Modeling is one of the most powerful ways parents can influence their children. Do your behaviors and attitudes reflect the same approach to others that you want your children to exhibit? Let your children know when yousend a get-well card to a cousin or contribute to a food drive.
Talk about your feelings when you lend a helping hand to someone: "I'm so glad that we could watch Jordan so her mommy could go to the doctor. You could tell by her big 'thank you' how much she appreciated it."
Have them assist you when you take the mail to a neighbor who is ill or prepare a meal for a friend who has a new baby. Make giving to others something you do together. 
When you see your children being generous, point it out and praise them. Put into words the positive feelings they may have as they aid others. For example, you might say to your child who helps his sister find a misplaced toy, "That was really kind of you to stop playing your game to look for your sister's toy. You can feel proud of yourself for being so thoughtful."
Create opportunities for your children to give to others. Focus on the good feelings that accompany giving, even if the child only offers one item.  Rather than sharing things that are nearanddear to them, help them to select toys that are less precious. "When Sean comes over, you can put Teddy away. Let's find toys that you want to share."

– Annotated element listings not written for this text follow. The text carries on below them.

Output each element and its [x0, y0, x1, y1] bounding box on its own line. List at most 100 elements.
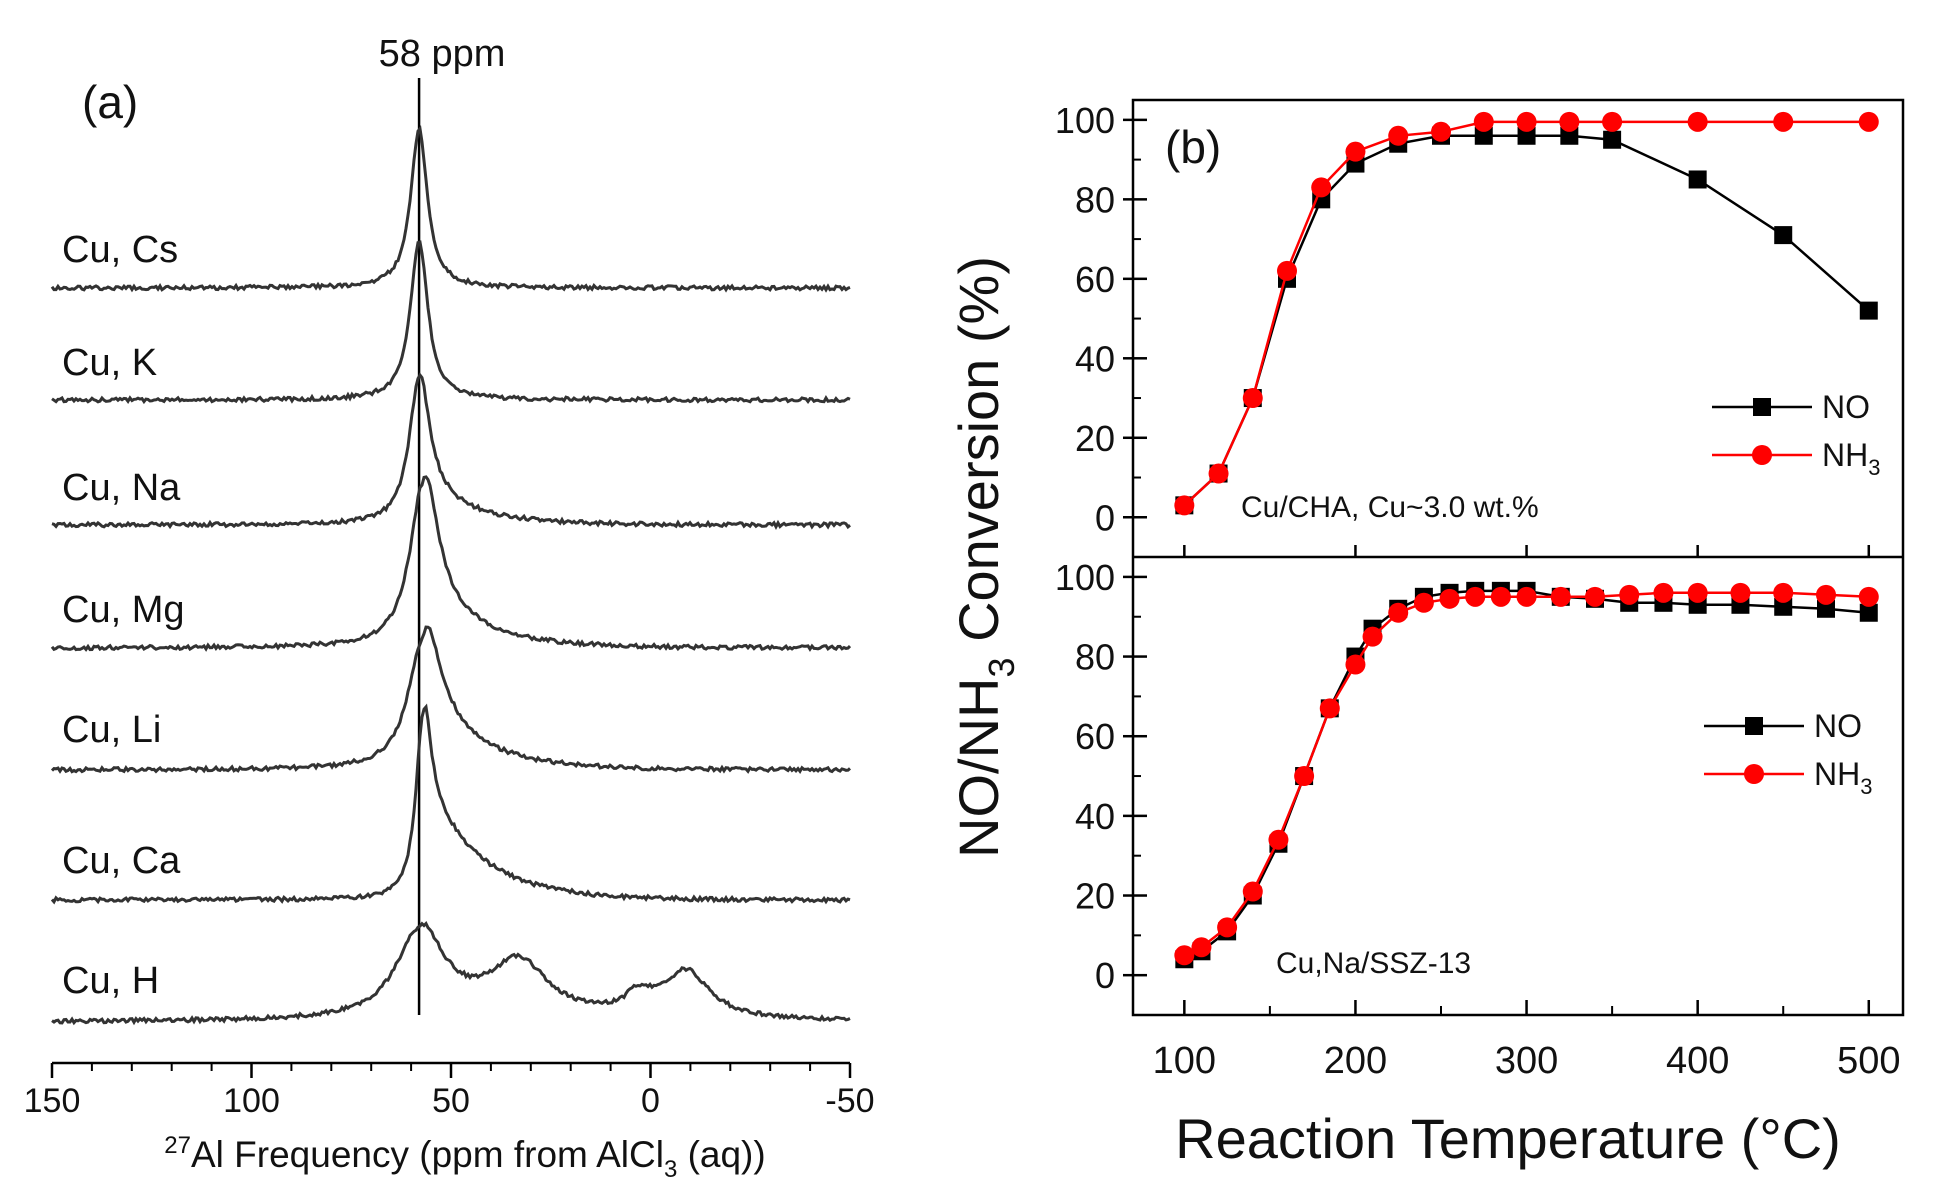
data-point-circle — [1490, 586, 1511, 607]
data-point-square — [1817, 599, 1835, 618]
spectrum-label: Cu, H — [62, 960, 159, 1002]
data-point-circle — [1208, 463, 1229, 484]
data-point-circle — [1242, 881, 1263, 902]
x-tick-label: 200 — [1324, 1040, 1387, 1082]
spectrum-trace — [50, 625, 852, 775]
data-point-circle — [1653, 582, 1674, 603]
panel-b-axes: 100 200 300 400 500 0 20 40 60 80 100 0 20 40 60 80 100 — [1055, 100, 1901, 1082]
y-tick-label: 100 — [1055, 557, 1115, 598]
data-point-square — [1859, 301, 1878, 320]
data-point-circle — [1268, 829, 1289, 850]
data-point-circle — [1277, 260, 1297, 281]
panel-a-x-axis-label: 27Al Frequency (ppm from AlCl3 (aq)) — [164, 1132, 765, 1183]
x-tick-label: 50 — [432, 1082, 470, 1120]
data-point-circle — [1388, 602, 1409, 623]
data-point-square — [1603, 130, 1622, 149]
panel-b-legends: NO NH3 NO NH3 — [1704, 389, 1880, 799]
data-point-circle — [1174, 945, 1195, 966]
spectrum-label: Cu, K — [62, 342, 157, 384]
peak-annotation-58-ppm: 58 ppm — [379, 33, 506, 75]
spectrum-trace — [50, 703, 851, 905]
data-point-circle — [1473, 111, 1494, 132]
data-point-circle — [1319, 698, 1340, 719]
data-point-circle — [1242, 388, 1263, 409]
data-point-circle — [1550, 586, 1571, 607]
data-point-circle — [1619, 584, 1640, 605]
data-point-circle — [1559, 111, 1580, 132]
x-tick-label: -50 — [825, 1082, 874, 1120]
y-tick-label: 20 — [1075, 876, 1115, 917]
data-point-circle — [1516, 111, 1537, 132]
spectrum-label: Cu, Mg — [62, 589, 184, 631]
data-point-circle — [1465, 586, 1486, 607]
legend-label: NO — [1822, 389, 1870, 425]
legend-label: NH3 — [1822, 437, 1880, 480]
data-point-circle — [1858, 586, 1879, 607]
legend-marker-square — [1745, 717, 1763, 735]
lower-panel-annotation: Cu,Na/SSZ-13 — [1276, 947, 1471, 980]
data-point-circle — [1602, 111, 1623, 132]
data-point-circle — [1174, 495, 1195, 516]
data-point-circle — [1687, 111, 1708, 132]
data-point-circle — [1191, 937, 1212, 958]
legend-marker-square — [1753, 398, 1771, 416]
data-point-circle — [1773, 582, 1794, 603]
panel-b-y-axis-label: NO/NH3 Conversion (%) — [947, 256, 1022, 858]
data-point-circle — [1816, 584, 1836, 605]
data-point-circle — [1345, 141, 1366, 162]
y-tick-label: 0 — [1095, 497, 1115, 538]
y-tick-label: 0 — [1095, 955, 1115, 996]
data-point-circle — [1217, 917, 1238, 938]
x-tick-label: 0 — [641, 1082, 660, 1120]
data-point-circle — [1730, 582, 1751, 603]
y-tick-label: 60 — [1075, 259, 1115, 300]
spectrum-label: Cu, Cs — [62, 229, 178, 271]
data-point-circle — [1413, 592, 1434, 613]
spectrum-label: Cu, Na — [62, 467, 181, 509]
panel-a-x-axis: 150 100 50 0 -50 — [24, 1061, 875, 1120]
y-tick-label: 60 — [1075, 716, 1115, 757]
y-tick-label: 80 — [1075, 179, 1115, 220]
data-point-circle — [1294, 766, 1315, 787]
panel-a-label: (a) — [82, 76, 138, 128]
data-point-circle — [1687, 582, 1708, 603]
data-point-circle — [1516, 586, 1537, 607]
data-point-circle — [1311, 177, 1332, 198]
y-tick-label: 40 — [1075, 796, 1115, 837]
x-tick-label: 150 — [24, 1082, 81, 1120]
panel-b-conversion: (b) 100 200 300 400 500 0 20 40 60 80 100 0 20 40 60 80… — [947, 98, 1905, 1170]
panel-b-series — [1174, 111, 1879, 969]
legend-label: NO — [1814, 708, 1862, 744]
data-point-square — [1859, 603, 1878, 622]
spectrum-label: Cu, Ca — [62, 840, 181, 882]
data-point-circle — [1362, 626, 1383, 647]
data-point-circle — [1431, 121, 1451, 142]
y-tick-label: 80 — [1075, 637, 1115, 678]
panel-a-nmr: (a) 58 ppm Cu, Cs Cu, K Cu, Na Cu, Mg Cu, Li… — [24, 33, 875, 1183]
y-tick-label: 100 — [1055, 100, 1115, 141]
data-point-square — [1774, 597, 1793, 616]
data-point-square — [1560, 126, 1579, 145]
data-point-circle — [1439, 588, 1460, 609]
x-tick-label: 100 — [223, 1082, 280, 1120]
spectrum-trace — [50, 475, 852, 652]
data-point-square — [1688, 170, 1707, 189]
y-tick-label: 40 — [1075, 338, 1115, 379]
legend-marker-circle — [1752, 445, 1772, 465]
data-point-circle — [1345, 654, 1366, 675]
spectrum-trace — [51, 372, 851, 530]
spectrum-trace — [50, 125, 851, 293]
data-point-square — [1517, 126, 1536, 145]
spectrum-trace — [51, 920, 851, 1026]
y-tick-label: 20 — [1075, 418, 1115, 459]
nmr-spectra: Cu, Cs Cu, K Cu, Na Cu, Mg Cu, Li Cu, Ca Cu, H — [50, 125, 852, 1026]
spectrum-label: Cu, Li — [62, 709, 161, 751]
x-tick-label: 300 — [1495, 1040, 1558, 1082]
data-point-circle — [1585, 586, 1605, 607]
upper-panel-annotation: Cu/CHA, Cu~3.0 wt.% — [1241, 491, 1539, 524]
legend-marker-circle — [1744, 764, 1764, 784]
x-tick-label: 100 — [1153, 1040, 1216, 1082]
data-point-circle — [1858, 111, 1879, 132]
x-tick-label: 500 — [1837, 1040, 1900, 1082]
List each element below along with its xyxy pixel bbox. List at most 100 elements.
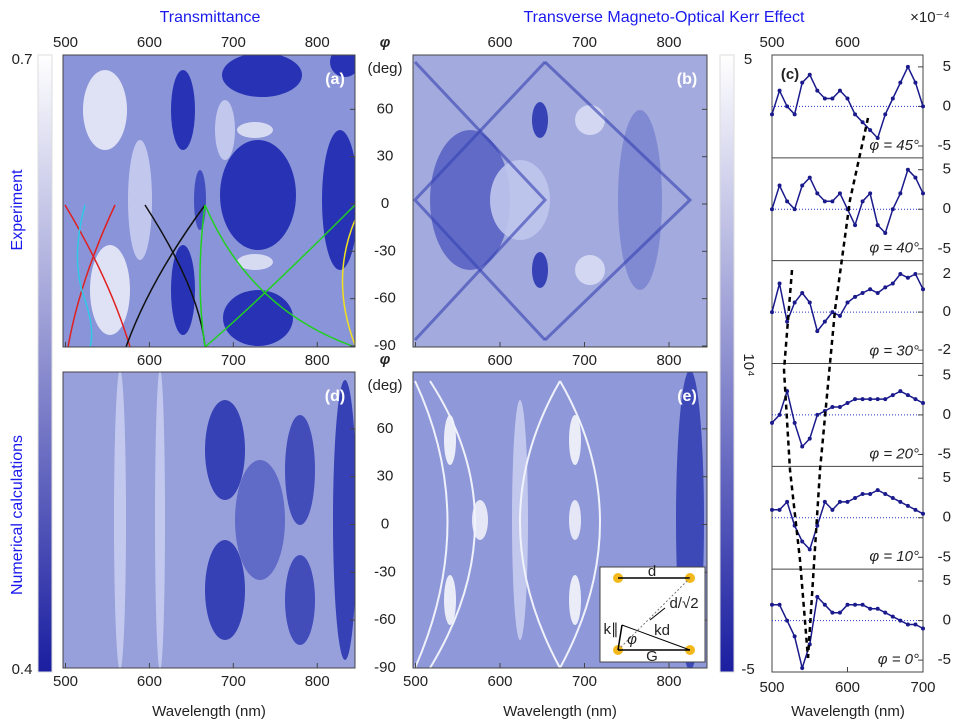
data-point [815,523,820,528]
multiplier: ×10⁻⁴ [910,9,950,26]
data-point [875,606,880,611]
title: Transverse Magneto-Optical Kerr Effect [524,9,806,26]
y-tick-label: -90 [374,659,396,676]
heatmap-feature [490,160,550,240]
data-point [800,539,805,544]
data-point [921,511,925,516]
y-tick-label: 5 [943,366,951,383]
data-point [845,96,850,101]
y-tick-label: -5 [938,137,951,154]
x-tick-label: 500 [759,34,784,51]
data-point [822,199,827,204]
data-point [785,618,790,623]
y-tick-label: 0 [381,195,389,212]
heatmap-feature [569,415,581,465]
colorbar [719,54,735,673]
data-point [853,397,858,402]
guide-dashed [782,269,810,659]
data-point [777,88,782,93]
series-label: φ = 45° [869,137,919,154]
plot-frame [412,371,708,669]
data-point [898,618,903,623]
overlay-curve [199,204,206,347]
data-point [860,291,865,296]
colorbar-label: 10⁴ [740,353,757,376]
x-tick-label: 800 [656,352,681,369]
data-point [770,507,774,512]
data-point [921,401,925,406]
panel-label: (b) [677,71,697,88]
overlay-feature [543,60,693,342]
inset-line [617,577,691,651]
y-axis-unit: (deg) [367,377,402,394]
overlay-curve [204,204,355,347]
overlay-feature [559,380,601,668]
x-tick-label: 600 [137,34,162,51]
data-point [792,207,797,212]
data-point [890,207,895,212]
y-axis-label: φ [380,34,391,51]
panel-label: (e) [677,388,697,405]
data-point [913,80,918,85]
x-tick-label: 700 [572,34,597,51]
overlay-feature [414,380,449,668]
data-point [883,397,888,402]
heatmap [63,372,355,668]
x-tick-label: 600 [488,673,513,690]
guide-dashed [806,117,870,659]
heatmap-feature [618,110,662,290]
data-point [868,492,873,497]
data-point [883,492,888,497]
colorbar-tick-label: 5 [744,51,752,68]
row-label: Numerical calculations [9,435,26,595]
x-tick-label: 700 [910,679,935,696]
overlay-feature [413,60,547,342]
data-point [875,223,880,228]
data-point [868,606,873,611]
overlay-curve [67,204,116,347]
y-tick-label: -5 [938,445,951,462]
x-tick-label: 700 [221,352,246,369]
heatmap-feature [205,540,245,640]
x-tick-label: 800 [305,34,330,51]
data-point [905,167,910,172]
y-tick-label: 60 [377,100,394,117]
y-tick-label: 0 [943,97,951,114]
x-tick-label: 600 [488,352,513,369]
data-point [807,300,812,305]
y-tick-label: 60 [377,420,394,437]
data-point [890,393,895,398]
data-point [792,420,797,425]
data-point [822,499,827,504]
colorbar-tick-label: 0.4 [12,661,33,678]
x-tick-label: 500 [759,679,784,696]
x-tick-label: 700 [572,673,597,690]
y-tick-label: 0 [943,200,951,217]
y-tick-label: -60 [374,611,396,628]
data-point [875,136,880,141]
heatmap-feature [235,460,285,580]
heatmap-feature [171,70,195,150]
panel-label: (c) [781,66,799,83]
x-tick-label: 600 [835,679,860,696]
title: Transmittance [160,9,261,26]
heatmap [63,55,355,347]
heatmap-feature [330,55,355,77]
heatmap-feature [155,372,165,668]
data-point [807,72,812,77]
y-tick-label: 5 [943,572,951,589]
data-point [898,80,903,85]
x-tick-label: 700 [221,34,246,51]
inset-label: d [648,563,656,580]
overlay-curve [64,204,131,347]
data-point [837,405,842,410]
colorbar-tick-label: -5 [741,661,754,678]
heatmap-feature [90,245,130,335]
series-label: φ = 10° [869,548,919,565]
data-point [853,294,858,299]
heatmap-feature [220,140,296,250]
heatmap-feature [285,415,315,525]
plot-frame [412,54,708,348]
data-point [777,602,782,607]
data-point [830,610,835,615]
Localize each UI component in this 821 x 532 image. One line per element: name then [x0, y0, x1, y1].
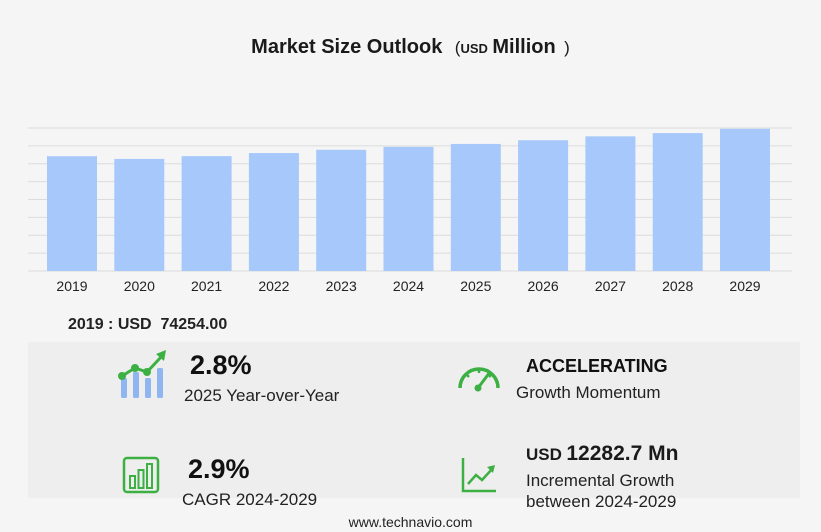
- title-paren-open: (: [454, 38, 461, 57]
- incr-label-1: Incremental Growth: [526, 471, 675, 490]
- cagr-stat: 2.9% CAGR 2024-2029: [182, 454, 317, 510]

Remember that when you say kind things to your children, you are modeling how to express a generosity of spirit. By filling their self-esteem and "good feelings bank," they have more to give to others. "The way you greet me with such a big smile makes me feel so happy inside."

We can encourage and build upon children's innate desires to do the right thing by recognizing kind behavior. Rather than having a goal of receiving a "gold star," your children can learn that the good feelings that come from giving are the best reward of all. You can shift their perspective from a more self-centered attitude of "what's in it for me?" to a sincere and altruistic approach to helping others.